Gokul C. Das Ph.D.
Hepatitis C virus replication and viral pathogenesis; development of antiviral therapy
- Assistant Professor
Baylor College of Medicine - 713-798-3010
- gcdas@bcm.edu
Ph.D.: University of Calcutta, India
Post Docs: Institut de Biologie Moleculaire et Cellulaire du CNRS, Strasbourg, France
National Institutes of Health
Hepatitis C virus (HCV) infection is a global public health problem and is strongly associated with chronic hepatitis, cirrhosis and development of hepatocellular carcinoma (HCC). Since HCC does not occur in all cases of chronic infection and an extended time span of about 20-30 years is required for tumor development, it is not understood whether HCV infection is the cause or the effect in the development of HCC. Our current understanding of the molecular events leading to tumor development and of the nature of the viral and cellular factors involved are very limited.
Chronic viral infection also causes other extrahepatic diseases, such as diabetes type 2 milletus. The incidence of diabetes is about three times more in HCV infected individuals. Epidemiological study indicate that HCV infection itself can cause insulin resistance in chronic infection independent of other liver diseases. This occurs through the disruption of the insulin signaling pathway presumably by the viral proteins.HCV patients with insulin resistance are difficult to treat by conventional interferon and ribavirin therapy.
. It is well accepted that alteration of insulin signaling pathway plays important roles in many cancer types. This is further related to the induction of programmed cell death including both apoptosis and autophagy, the latter being a process important in the maintenance of physiological functions of normal tissues that is not well studied in relation to cancer. Insulin negatively regulates autophagy and a part of autophagic machinery is involved in innate immunity and control host’s response in antiviral therapy. Our central hypothesis is disruption of insulin signaling pathway modulates autophagic response in chronically infected cells as a contributory factor both in HCV induced pathgenesis and in response to interferon based antiviral therapy.
In the absence of a small animal models for HCV replication, we have been using a cellular model that produces HCV continuously in culture mimicking chronic infection and this cell line exhibits insulin resistance by several important criteria. By exploiting this cell culture system and proteomics analysis, our major focus is to understand how HCV infection disrupts insulin signaling pathway and what are the viral and cellular proteins involved in this process. Along this line, we are also interested to understand how autophagy is related to viral pathogenesis and innate immunity controlling host’s response to antiviral therapy. Our study thus will identify the molecular signatures in viral infection and pathogenesis and advance development of better therapeutic strategies.
Selected Publications:
Das GC, Bacsi A, Sreevastava M, Hazra, T. and Boldogh I. (2006) Enhanced expression of Gamma-glutamylcysteine synthetase activity decreases oxidative stress level and cytotoxicity. Mol Carcinog. 45:635-47.

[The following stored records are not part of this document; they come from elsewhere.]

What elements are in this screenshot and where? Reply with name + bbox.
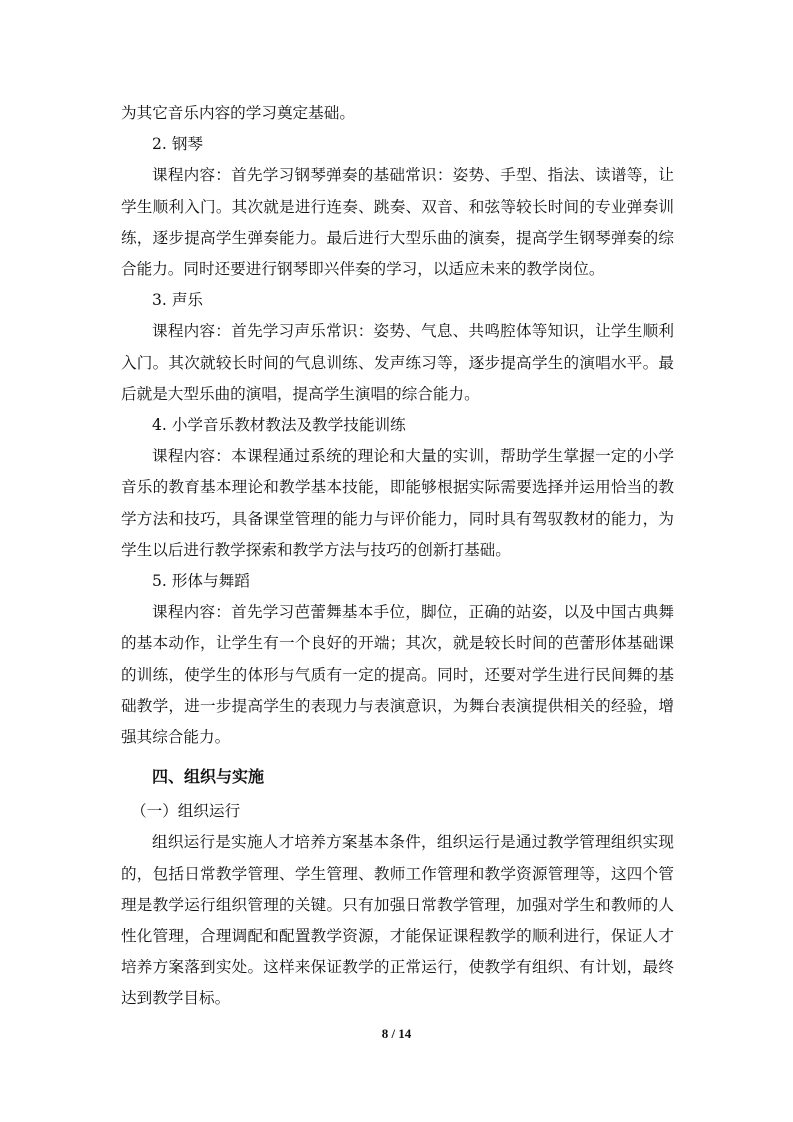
org-paragraph: 组织运行是实施人才培养方案基本条件，组织运行是通过教学管理组织实现的，包括日常教…: [121, 827, 674, 1014]
chapter-heading: 四、组织与实施: [121, 761, 674, 792]
section-title-vocal: 3. 声乐: [121, 285, 674, 316]
section-body-piano: 课程内容：首先学习钢琴弹奏的基础常识：姿势、手型、指法、读谱等，让学生顺利入门。…: [121, 160, 674, 285]
section-title-dance: 5. 形体与舞蹈: [121, 566, 674, 597]
section-body-teaching-methods: 课程内容：本课程通过系统的理论和大量的实训，帮助学生掌握一定的小学音乐的教育基本…: [121, 441, 674, 566]
section-title-piano: 2. 钢琴: [121, 129, 674, 160]
page-number: 8 / 14: [0, 1026, 793, 1042]
lead-line: 为其它音乐内容的学习奠定基础。: [121, 98, 674, 129]
subheading: （一）组织运行: [121, 796, 674, 827]
section-title-teaching-methods: 4. 小学音乐教材教法及教学技能训练: [121, 410, 674, 441]
document-page: 为其它音乐内容的学习奠定基础。 2. 钢琴 课程内容：首先学习钢琴弹奏的基础常识…: [121, 98, 674, 1015]
section-body-dance: 课程内容：首先学习芭蕾舞基本手位，脚位，正确的站姿，以及中国古典舞的基本动作，让…: [121, 597, 674, 753]
section-body-vocal: 课程内容：首先学习声乐常识：姿势、气息、共鸣腔体等知识，让学生顺利入门。其次就较…: [121, 316, 674, 410]
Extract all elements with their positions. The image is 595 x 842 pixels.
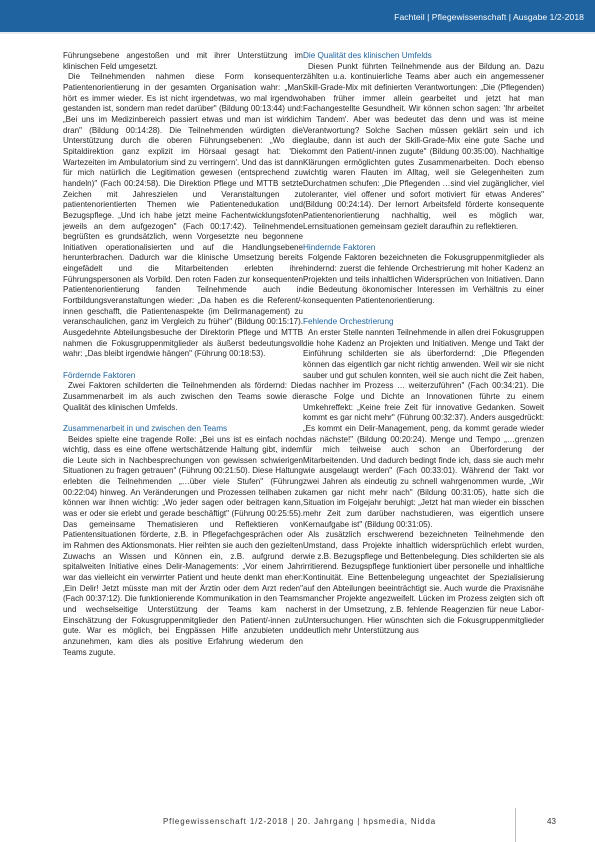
left-column: Führungsebene angestoßen und mit ihrer U… [63,51,303,658]
paragraph: An erster Stelle nannten Teilnehmende in… [303,328,544,530]
running-header-bar: Fachteil | Pflegewissenschaft | Ausgabe … [0,0,595,32]
footer-citation: Pflegewissenschaft 1/2-2018 | 20. Jahrga… [163,817,436,826]
subsection-heading-orchestrierung: Fehlende Orchestrierung [303,317,544,328]
paragraph: Beides spielte eine tragende Rolle: „Bei… [63,435,303,659]
paragraph: Die Teilnehmenden nahmen diese Form kons… [63,72,303,360]
paragraph: Zwei Faktoren schilderten die Teilnehmen… [63,381,303,413]
paragraph: Folgende Faktoren bezeichneten die Fokus… [303,253,544,306]
spacer [303,307,544,318]
page-number: 43 [547,817,556,826]
subsection-heading-qualitaet: Die Qualität des klinischen Umfelds [303,51,544,62]
paragraph: Als zusätzlich erschwerend bezeichneten … [303,530,544,637]
spacer [63,413,303,424]
running-header-title: Fachteil | Pflegewissenschaft | Ausgabe … [394,12,584,22]
section-heading-hindernde-faktoren: Hindernde Faktoren [303,243,544,254]
spacer [63,360,303,371]
paragraph: Diesen Punkt führten Teilnehmende aus de… [303,62,544,233]
paragraph: Führungsebene angestoßen und mit ihrer U… [63,51,303,72]
right-column: Die Qualität des klinischen Umfelds Dies… [303,51,544,637]
footer-divider [515,808,516,842]
spacer [303,232,544,243]
section-heading-foerdernde-faktoren: Fördernde Faktoren [63,371,303,382]
header-divider [0,32,595,34]
subsection-heading-zusammenarbeit: Zusammenarbeit in und zwischen den Teams [63,424,303,435]
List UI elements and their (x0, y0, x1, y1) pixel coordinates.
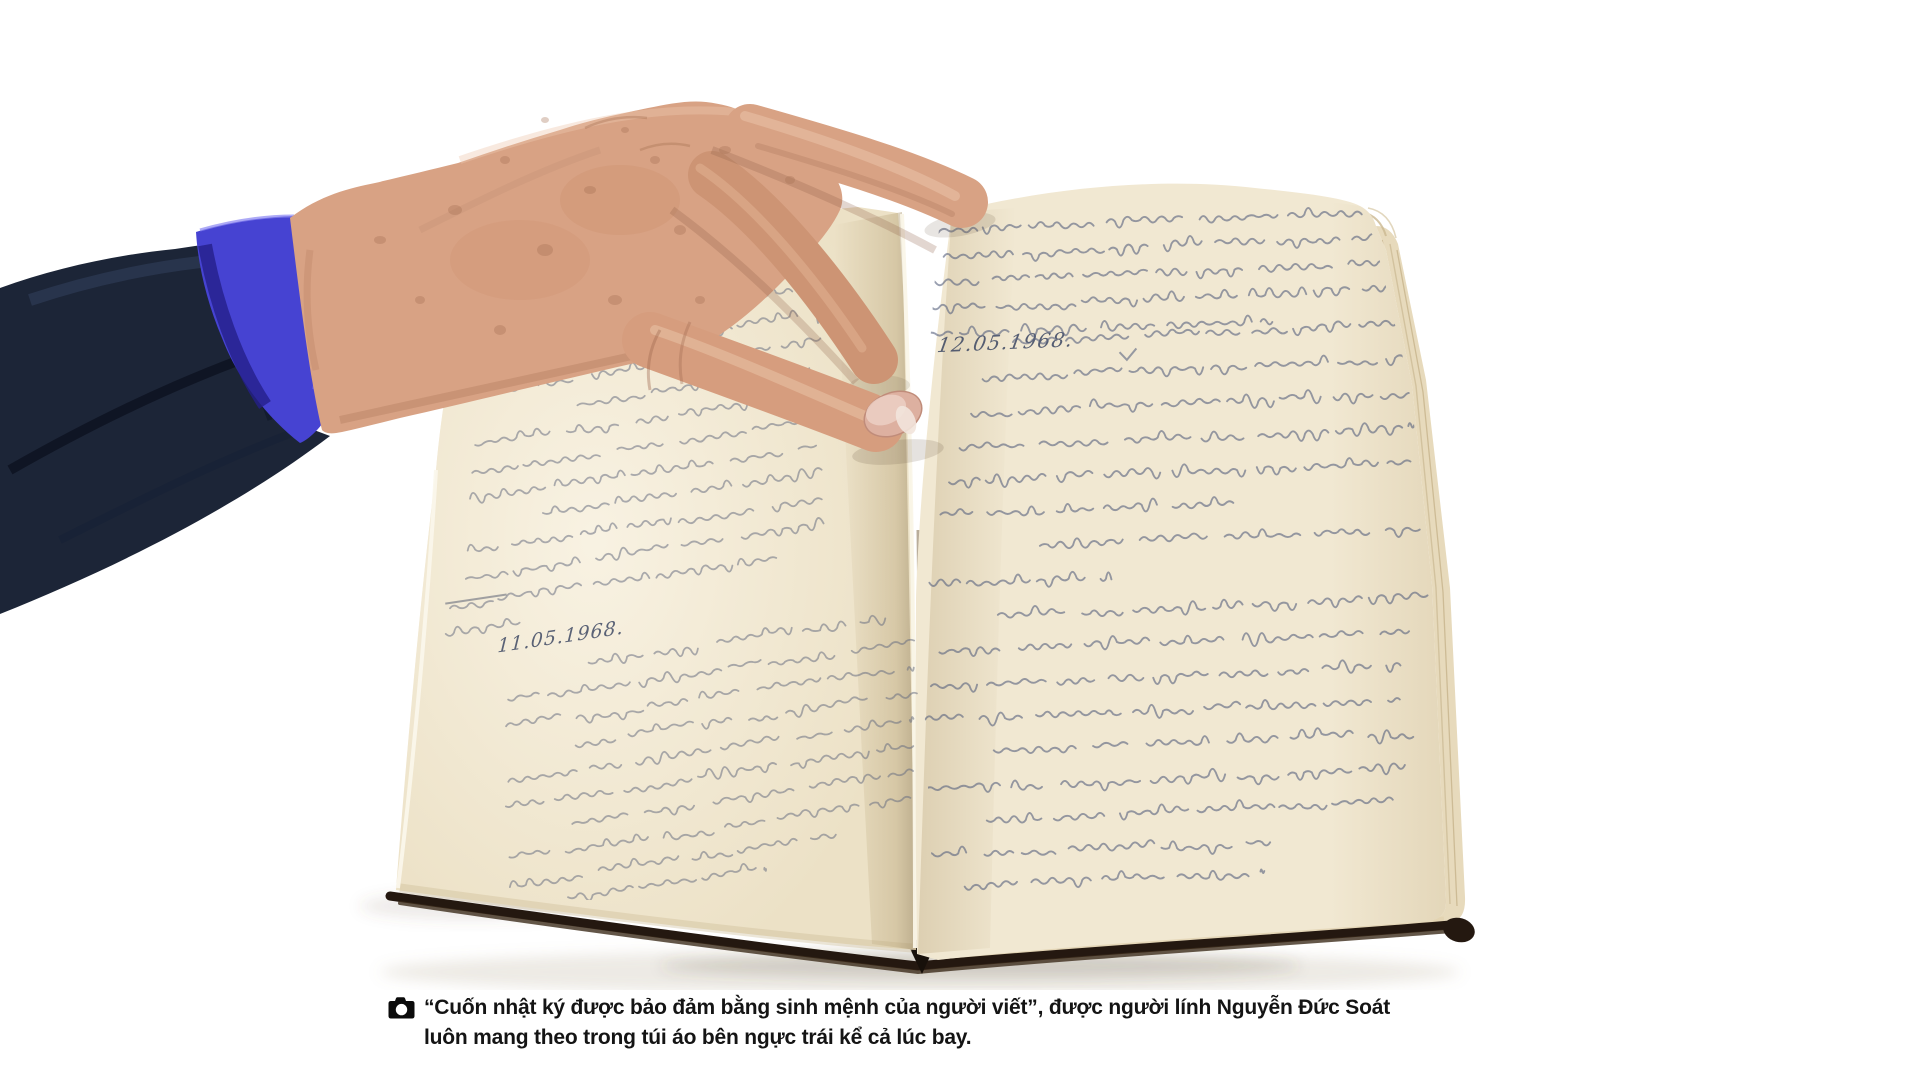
diary-photo: 11.05.1968. 12.05.1968. (0, 0, 1540, 990)
caption-text: “Cuốn nhật ký được bảo đảm bằng sinh mện… (424, 993, 1390, 1053)
camera-icon (388, 997, 415, 1019)
diary-photo-svg: 11.05.1968. 12.05.1968. (0, 0, 1540, 990)
caption: “Cuốn nhật ký được bảo đảm bằng sinh mện… (388, 993, 1390, 1053)
page: 11.05.1968. 12.05.1968. (0, 0, 1920, 1079)
caption-line-1: “Cuốn nhật ký được bảo đảm bằng sinh mện… (424, 993, 1390, 1023)
caption-line-2: luôn mang theo trong túi áo bên ngực trá… (424, 1023, 1390, 1053)
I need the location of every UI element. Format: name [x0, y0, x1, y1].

Vertrees RA, Das GC, Popov VL, Cosci AM, Goodwin TJ, Logrono R, Zwischenberger JB, Boor PJ. (2005) Synergistic interaction of hyperthermia and gemcitabine in Lung Cancer. Cancer Biol Ther. 4:1144-1153.
Vertrees RA, Das GC, Coscio AM, Xie J, Zwischenberger JB, Boor PJ. (2005) A mechanism of hyperthermia-induced apoptosis in ras transformed lung cells. Mol Cacinog. 44:111-121.
Bolddogh I, Bhakat K, Das GC, Bocangel D and Mitra S. (2004) Regulation of DNA repair and apoptosis by p53 and its impact on alkylating drug resistance in tumor cells. In: Cancer Discovery and Development: DNA Repair in Cancer Therapy. Eds. Panci LC and Alaoui-Jamali MA. The Human Press INC, Totowa, NJ, 2004.
Boldogh I, Roy G, Lee MS, Hazra T, Bhakat K, Das GC and Mitra S. (2003) DNA double strand break repair: down regulation by oxidative stress. Mol Toxicol. 193:137-152.
Das GC, Gallardo G and Haas C. (2001) Taxol-induced cell cycle arrest and apoptosis: dose-response relationship in cells with different p53 status and under isogenic conditions. Cancer Lett. 165:147-153.
Lee IK, Lee S, Das GC, Poo HR and Lee YI. (2000) Activation of the insulin-like growth factor II transcription by aflatoxin B1-induced p53 mutant 249 is caused by activation of transcriptrion complexes; implications for a gain-of-function during formation of hepatocellular carcinoma. Oncogene 19:3717.
Shivakumar CV and Das GC. (1998) The A enhancer of Polyoma virus: protein-protein interactions for the differential early and late promoter functions under non-replicating conditions. Intervirology 41:103-109.
Shivakumar CV and Das GC. (1996) p53 binding and transactivation of human polyomavirus BK promoter. Oncogene 13:323.